Kontroversi Penetapan Kawasan Hutan Untuk Food Estate
Kebijakan Menteri KKP untuk mengeksport benih lobster yang sempat menimbulkan pro-kontra akhirnya berbuntut pada situasi yang sama-sama tidak kita inginkan, sebagai seorang rimbawan yang pernah berbakti pada Kementerian Lingkungan Hidup dan Kehutanan (KLHK), karena itu kebijakan Menteri LHK tentang penetapan kawasan hutan (KHKP) untuk food estate jangan menyederhanakan melalui penetapan KHKP pada hutan lindung yang tidak sepenuhnya berfungsi lindung, memanfaatkan kayu dalam hutan lindung baik hutan alam maupun hutan tanaman hasil rehabilitasi, hati-hati, ini berimplikasi luas, dan bisa berujung pada pidana kehutanan. Dalam hal pengembangan food estate KLHK bukanlah leading sektor, tetapi suporting sistem, dan dapat diberikan dengan cara memaksimalkan regulasi yang sudah ada baik ketentuan pelepasan areal kawasan hutan untuk pembangunan non kehutanan, izin pinjam pakai kawasan, tukar-menukar kawasan hutan.
Potensi Pidana Kehutanan,
Undang-undang Nomor 41 Tahun 1999 tentang Kehutanan, Peraturan Pemerintah Nomor 6 Tahun 2007 sebagaimana telah dirubah dengan Peraturan Pemerintah 03 Tahun 2008 tentang Tata Hutan dan Penyusunan Rencana Pengelolaan Hutan, serta Pemanfaatan Hutan, Peraturan Pemerintah Nomor 104 Tahun 2015 tentang Tata Cara Perubahan Peruntukan dan Fungsi Kawasan Hutan sudah mengatur secara tegas penggunaan kawasan hutan untuk pembangunan non kehutanan hanya dilakukan melalui pelepasan hutan produksi yang dapat dikonversikan, izin pinjam pakai kawasan, serta tukar kawasan untuk pembangunan non kehutanan yang bersifat parmenen, serta sudah mengatur tentang pemanfaatan kawasan hutan baik pada hutan produksi maupun hutan lindung.
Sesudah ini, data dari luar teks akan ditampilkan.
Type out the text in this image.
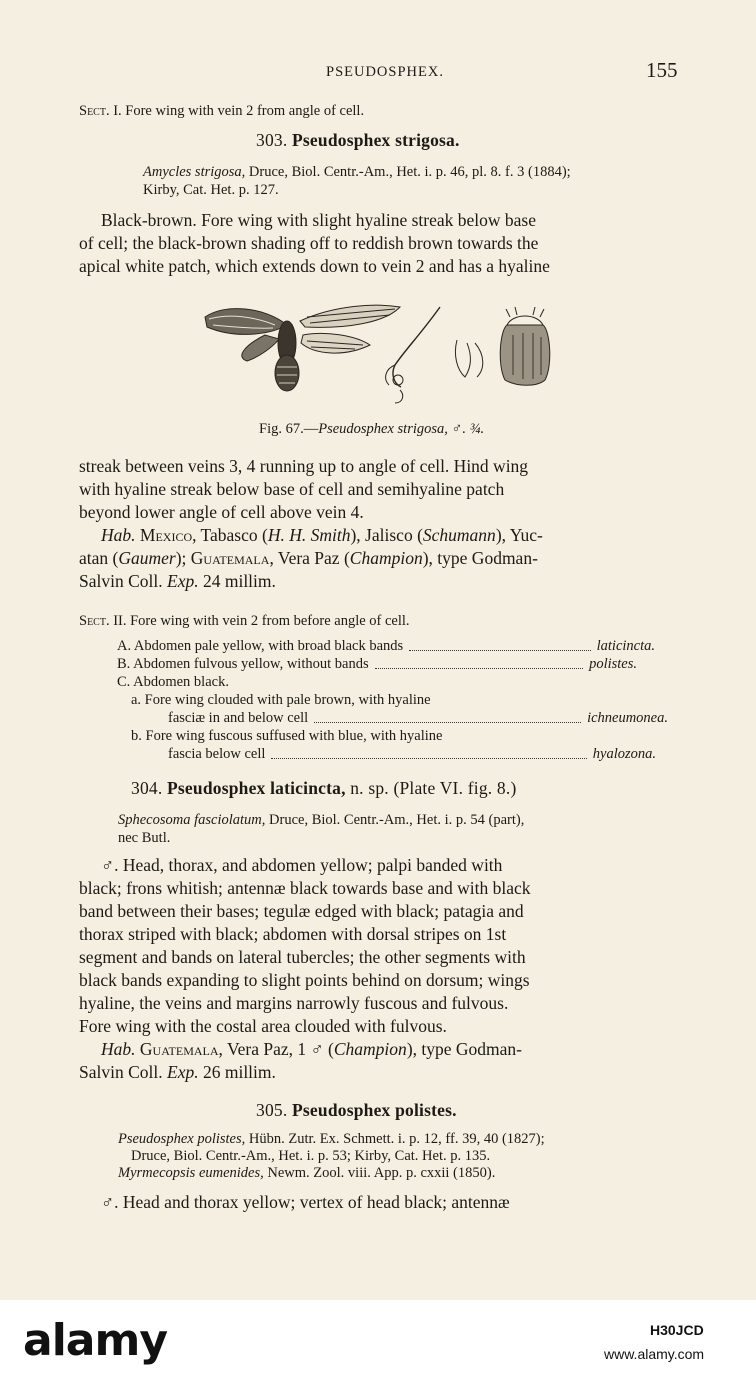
PSEUDOSPHEX.	155
Sect. I. Fore wing with vein 2 from angle of cell.
303. Pseudosphex strigosa.
Amycles strigosa, Druce, Biol. Centr.-Am., Het. i. p. 46, pl. 8. f. 3 (1884);
Kirby, Cat. Het. p. 127.
Black-brown. Fore wing with slight hyaline streak below base
of cell; the black-brown shading off to reddish brown towards the
apical white patch, which extends down to vein 2 and has a hyaline
Fig. 67.—Pseudosphex strigosa, ♂. ¾.
streak between veins 3, 4 running up to angle of cell. Hind wing
with hyaline streak below base of cell and semihyaline patch
beyond lower angle of cell above vein 4.
Hab. Mexico, Tabasco (H. H. Smith), Jalisco (Schumann), Yuc-
atan (Gaumer); Guatemala, Vera Paz (Champion), type Godman-
Salvin Coll. Exp. 24 millim.
Sect. II. Fore wing with vein 2 from before angle of cell.
A. Abdomen pale yellow, with broad black bands	laticincta.
B. Abdomen fulvous yellow, without bands	polistes.
C. Abdomen black.
a. Fore wing clouded with pale brown, with hyaline
fasciæ in and below cell	ichneumonea.
b. Fore wing fuscous suffused with blue, with hyaline
fascia below cell	hyalozona.
304. Pseudosphex laticincta, n. sp. (Plate VI. fig. 8.)
Sphecosoma fasciolatum, Druce, Biol. Centr.-Am., Het. i. p. 54 (part),
nec Butl.
♂. Head, thorax, and abdomen yellow; palpi banded with
black; frons whitish; antennæ black towards base and with black
band between their bases; tegulæ edged with black; patagia and
thorax striped with black; abdomen with dorsal stripes on 1st
segment and bands on lateral tubercles; the other segments with
black bands expanding to slight points behind on dorsum; wings
hyaline, the veins and margins narrowly fuscous and fulvous.
Fore wing with the costal area clouded with fulvous.
Hab. Guatemala, Vera Paz, 1 ♂ (Champion), type Godman-
Salvin Coll. Exp. 26 millim.
305. Pseudosphex polistes.
Pseudosphex polistes, Hübn. Zutr. Ex. Schmett. i. p. 12, ff. 39, 40 (1827);
Druce, Biol. Centr.-Am., Het. i. p. 53; Kirby, Cat. Het. p. 135.
Myrmecopsis eumenides, Newm. Zool. viii. App. p. cxxii (1850).
♂. Head and thorax yellow; vertex of head black; antennæ
alamy	H30JCD
www.alamy.com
Karena itu Penetapan Kawasan Hutan bagi Ketahanan Pangan (KHKP) dalam rangka pengembangan Food Estate serta pengaturan pemanfaatan areal KHKP dalam Peraturan Menteri LHK Nomor 24 Tahun 2020 adalah bertentangan dengan ketentuan yang secarah hirarchi kedudukannya lebih tinggi. Batasan pada Undang-undang Nomor 18 Tahun 2013 bahwa yang dimaksud dengan penggunaan kawasan hutan secara tidak sah adalah kegiatan terorganisasi yang dilakukan di dalam kawasan hutan untuk perkebunan dan/atau pertambangan tanpa izin Menteri. Apakah penetapan kawasan hutan sebagai KHKP dapat dikategorikan sebagai Izin untuk meligitamasi pemafaatan kawasan hutan dan apakah pemanfaatan kawasan hutan untuk ketahanan pangan (KHKP) termasuk pemanfaatan kayu pada hutan lindung seperti diatur dalam Peraturan Menteri LHK Nomor 24 Tahun 2020 telah sesuai atau sebaliknya bertentangan dengan Undang-undang dan Peraturan Pemerintah tersebut diatas. Saya iktiar berpotensi masuk pidana kehutanaan, karena itu kita hindari yang tidak kita inginkan. Pertanyaannya ada apa, mengapa tidak menggunakan saja ketentuan pelepasan, izin pinjam pakai kawasan hutan serta tukar menukar kawsasan hutan yang sudah ada dan aman.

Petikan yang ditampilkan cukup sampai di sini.